Gepubliceerd op 23-02-2021

Lijfsdwang

betekenis & definitie

dwang aan den lijve, gijzeling; vonnis uitvoerbaar bij L.: een vonnis dat de bevoegdheid verleent om een schuldenaar in gijzeling te stellen teneinde hemzelf of anderen te dwingen het verschuldigde te voldoen. L. kan o. a. plaats hebben: wegens bewaargeving uit noodzaak (zie Bewaargeving), voor de vergoeding van kosten enz. (de som van f 150.— te boven gaande), waartoe iemand jegens de beleedigde partij is veroordeeld ter zake van een strafbaar feit of eene onrechtmatige daad, tegen alle kooplieden voor handelsschulden.

In geen geval wordt aan kinderen en verdere afstammelingen L. toegestaan tegen hunne bloed- en aanverwanten in opgaande linie.
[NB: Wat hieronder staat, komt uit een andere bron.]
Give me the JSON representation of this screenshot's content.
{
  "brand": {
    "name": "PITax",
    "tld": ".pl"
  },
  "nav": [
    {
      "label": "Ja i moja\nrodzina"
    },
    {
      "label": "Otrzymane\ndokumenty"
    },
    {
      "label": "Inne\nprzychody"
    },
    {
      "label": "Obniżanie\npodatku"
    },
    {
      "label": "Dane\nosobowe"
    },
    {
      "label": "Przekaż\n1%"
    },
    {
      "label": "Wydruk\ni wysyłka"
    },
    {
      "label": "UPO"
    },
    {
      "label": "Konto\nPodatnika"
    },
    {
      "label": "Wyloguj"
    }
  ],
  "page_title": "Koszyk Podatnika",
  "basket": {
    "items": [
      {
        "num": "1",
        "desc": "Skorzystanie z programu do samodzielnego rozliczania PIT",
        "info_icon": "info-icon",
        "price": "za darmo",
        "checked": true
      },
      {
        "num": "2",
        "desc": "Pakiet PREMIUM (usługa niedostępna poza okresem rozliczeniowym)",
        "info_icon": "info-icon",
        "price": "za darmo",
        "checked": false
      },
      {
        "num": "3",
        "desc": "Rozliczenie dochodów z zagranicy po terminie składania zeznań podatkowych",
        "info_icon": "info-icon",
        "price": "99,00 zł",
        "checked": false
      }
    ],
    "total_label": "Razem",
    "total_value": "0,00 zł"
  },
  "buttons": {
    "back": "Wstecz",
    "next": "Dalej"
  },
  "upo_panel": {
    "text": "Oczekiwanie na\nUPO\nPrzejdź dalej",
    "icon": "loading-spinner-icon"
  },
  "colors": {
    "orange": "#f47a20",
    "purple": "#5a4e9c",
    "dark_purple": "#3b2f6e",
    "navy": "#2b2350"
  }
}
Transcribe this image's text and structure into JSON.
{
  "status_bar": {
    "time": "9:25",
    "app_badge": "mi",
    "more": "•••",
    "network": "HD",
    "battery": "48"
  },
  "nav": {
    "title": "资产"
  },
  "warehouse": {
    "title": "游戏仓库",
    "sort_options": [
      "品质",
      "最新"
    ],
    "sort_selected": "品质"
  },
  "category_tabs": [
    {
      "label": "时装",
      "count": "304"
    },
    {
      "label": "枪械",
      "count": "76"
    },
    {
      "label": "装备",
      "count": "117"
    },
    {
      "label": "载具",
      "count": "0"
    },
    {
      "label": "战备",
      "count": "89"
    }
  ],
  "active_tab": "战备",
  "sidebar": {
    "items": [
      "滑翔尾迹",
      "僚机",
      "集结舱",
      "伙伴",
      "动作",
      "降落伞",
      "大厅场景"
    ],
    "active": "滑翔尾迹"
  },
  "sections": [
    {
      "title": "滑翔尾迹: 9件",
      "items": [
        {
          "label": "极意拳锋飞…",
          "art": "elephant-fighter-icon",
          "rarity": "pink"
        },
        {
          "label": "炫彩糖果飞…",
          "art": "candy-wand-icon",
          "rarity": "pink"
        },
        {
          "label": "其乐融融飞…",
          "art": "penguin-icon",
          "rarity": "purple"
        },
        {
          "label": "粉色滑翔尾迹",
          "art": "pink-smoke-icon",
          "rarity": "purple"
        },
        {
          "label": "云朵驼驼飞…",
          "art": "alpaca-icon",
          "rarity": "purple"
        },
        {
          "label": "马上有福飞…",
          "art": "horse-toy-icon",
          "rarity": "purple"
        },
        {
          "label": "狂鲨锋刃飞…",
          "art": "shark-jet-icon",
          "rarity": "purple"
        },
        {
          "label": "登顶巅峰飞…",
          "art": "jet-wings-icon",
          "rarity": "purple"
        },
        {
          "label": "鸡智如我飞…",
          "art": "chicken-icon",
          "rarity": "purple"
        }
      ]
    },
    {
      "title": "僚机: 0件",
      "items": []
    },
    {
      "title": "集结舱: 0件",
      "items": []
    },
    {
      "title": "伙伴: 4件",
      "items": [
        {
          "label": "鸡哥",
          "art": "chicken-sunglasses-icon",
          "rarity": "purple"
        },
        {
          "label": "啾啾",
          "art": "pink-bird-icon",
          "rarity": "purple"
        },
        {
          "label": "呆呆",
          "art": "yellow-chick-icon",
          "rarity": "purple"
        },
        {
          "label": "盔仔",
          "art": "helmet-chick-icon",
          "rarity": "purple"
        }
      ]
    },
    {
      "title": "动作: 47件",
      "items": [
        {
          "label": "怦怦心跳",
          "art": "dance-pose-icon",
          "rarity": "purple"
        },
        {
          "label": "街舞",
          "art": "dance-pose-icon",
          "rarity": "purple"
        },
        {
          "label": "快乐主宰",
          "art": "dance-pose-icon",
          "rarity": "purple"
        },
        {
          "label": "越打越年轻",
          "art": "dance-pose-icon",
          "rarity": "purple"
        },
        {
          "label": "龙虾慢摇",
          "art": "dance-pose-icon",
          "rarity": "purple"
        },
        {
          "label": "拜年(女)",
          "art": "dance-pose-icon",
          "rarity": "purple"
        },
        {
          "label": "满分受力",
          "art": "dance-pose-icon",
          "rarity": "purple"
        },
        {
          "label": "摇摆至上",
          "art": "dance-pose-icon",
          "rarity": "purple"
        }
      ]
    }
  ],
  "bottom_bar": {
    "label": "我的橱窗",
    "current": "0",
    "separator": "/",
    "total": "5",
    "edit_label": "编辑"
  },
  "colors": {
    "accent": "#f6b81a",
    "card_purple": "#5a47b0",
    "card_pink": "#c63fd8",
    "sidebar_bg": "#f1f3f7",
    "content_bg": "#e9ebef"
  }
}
L. mag nimmer worden ten uitvoer gelegd dan uit kracht van een vonnis, waarbij dezelve is uitgesproken. Verzet, hooger beroep of cassatie belet, wanneer het vonnis bij voorraad kan worden geëxecuteerd, het ten uitvoer leggen van den L. niet. Niemand kan ter zake van dezelfde schuld langer dan vijf jaren in gijzeling worden gehouden. Bij de uitoefening van L. is de schuldeischer verplicht iedere 30 dagen voor te schieten een toereikende som tot onderhoud van den gegijzelde, volgens een vastgesteld tarief; geschiedt dit niet voor den 31sten dag dan kan de gegijzelde zijn ontslag vorderen. De schuldenaar die op een wettige wijze is in gijzeling gesteld verkrijgt zijn ontslag: 1) door de toestemming van die hem heeft doen gijzelen, 2) door de betaling der verschuldigde gelden en van alle kosten, 3) door boedelafstand. Zie Wetboek van Burgerlijke Rechtsvordering, artt. 585—611.